Olschansky ignored my baiting. “You know, I really believe they’re capable of certain kinds of witchcraft,” he said. “Being lucky in a game isn’t sheer chance. A man is lucky if he has a certain rapport with the world, the time, the place he’s playing in—”

“Yes, but not in chess,” I broke in. “A chess player, as the popular adage so nicely puts it, has the law of action in his hand!”

“What do you really have in your hand?” he said, passionately earnest. “You get to recognize that in war. During the first few years in Galicia, I saw a whole lot of Jews. You can experience all kinds of things with them.”

“What?” I asked. “Don’t keep me in suspense! Do they really slaughter Christian children to enrich their Passover matzos with protein?”

“No, but they believe in one God!” he blurted out, downright fanatically.

“So do my aunts,” I said. “One of them goes to Mass every morning.”

“It’s different, it’s different!” He was working himself up. “They’ve got their God in their blood. They can’t get rid of him ….” He suddenly threw up his hand as though to shoo a fly away from his nose. “But what nonsense I’m talking, don’t you think? Tell me about betting on horses. You say I can bet on win, place, and draw?”

I’m no longer sure whether this conversation took place before or after the Löwingers took in the new female lodger. It caused quite a stir when it was announced one evening that a young lady had moved into room number eight and would be joining us for meals. Mr. Löwinger, who in spite of his scrawniness had undeniable authority—“the dignity of a microbe” was Pepi’s definition — appealed to the male assembly in a few well-chosen words to exercise restraint in the lady’s presence, at least for the first few days: she was not only a pure country maid but a schoolteacher to boot.

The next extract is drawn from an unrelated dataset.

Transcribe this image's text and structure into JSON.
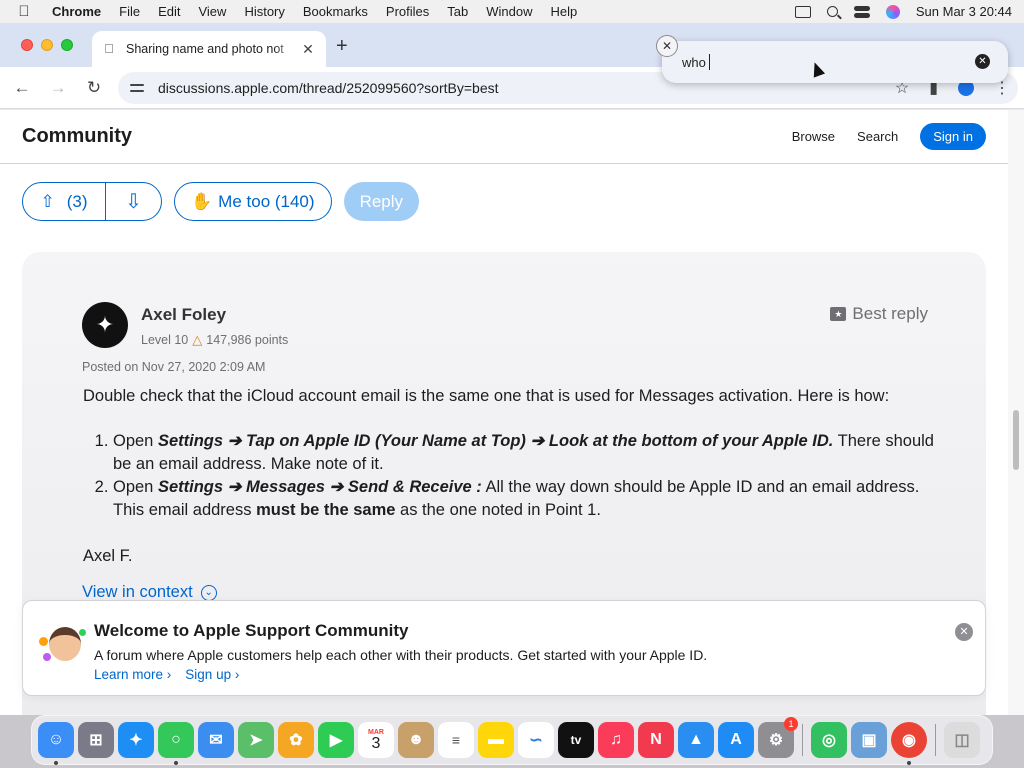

The suspense that built up as we awaited her entrance became so great that even Cleopatra would have had her work cut out for her, and Miss Bianca Alvaro was no Queen of the Nile. She wasn’t exactly nondescript, not unsympathetic, but decidedly not winning either; neither pretty nor downright ugly, more on the small side than on the large, more blonde than brunette. Neither her name nor her physiognomy gave any clue as to where she came from. She might have been Jewish, but then again perhaps not. At a rough guess she was in her mid-twenties. She had been studying German language and literature at the University of Jena, and was preparing for a state examination in order to teach German at the local Gymnasium . “The only thing one can say about her with any certainty,” Pepi remarked, “is that she has luscious tits. She can try and flatten them as much as she pleases, but a connoisseur will spot them a mile off. They’re high-slung with a prominent sideways jut; the nipples probably tickle her armpits, a sure sign of quality. There’s not much more than a good handful apiece, but they’re as firm and juicy as young melons. One will be better able to judge in summer when she wears lighter dresses.”

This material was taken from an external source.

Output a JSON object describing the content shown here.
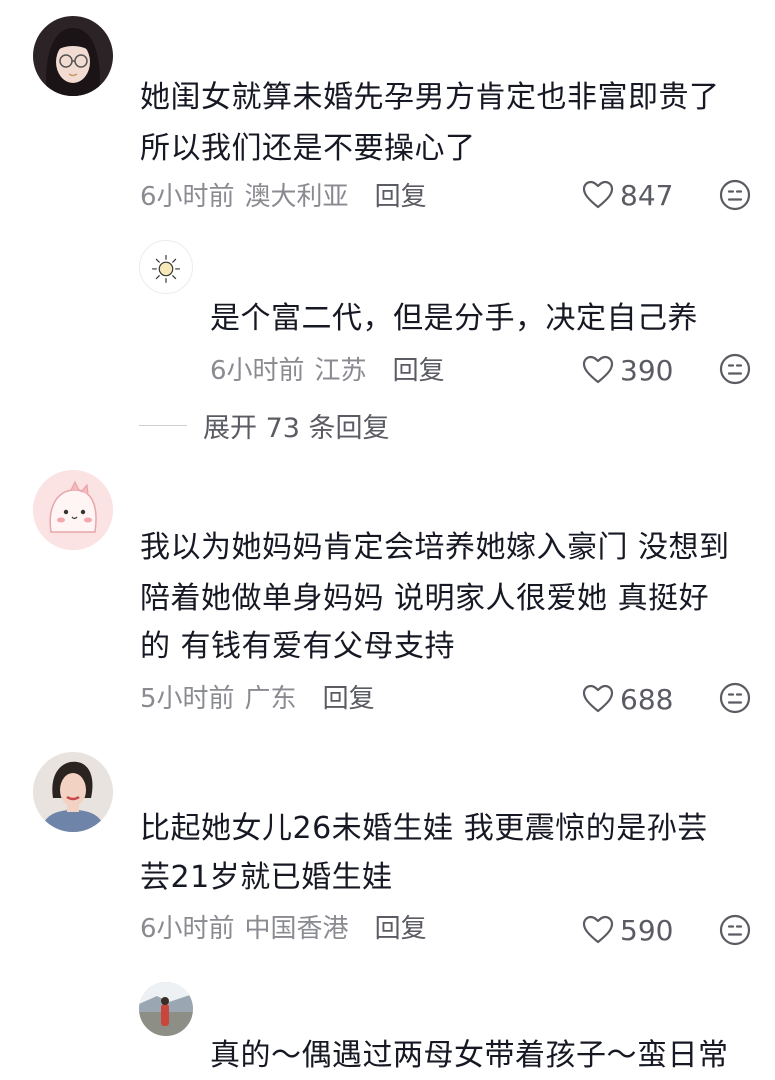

Mr. Löwinger’s appeal proved unnecessary, as things turned out. Miss Alvaro’s mere presence sufficed to quell all appetite for discussing sex. The change in the tenor of our talk was so marked that one day when she excused herself and left the table earlier than usual, everyone else, including the three Löwinger ladies, remained seated as if by secret arrangement and simultaneously launched into a heated discussion. The first attempt to explain the phenomenon was offered by Iolanthe, and coming from her, in the form of a mournful sigh, it sounded overwhelming: “That’s the difference when you’re a lady,” she moaned, looked across to her mother for confirmation, realized what she’d said, and lowered her eyes in panic.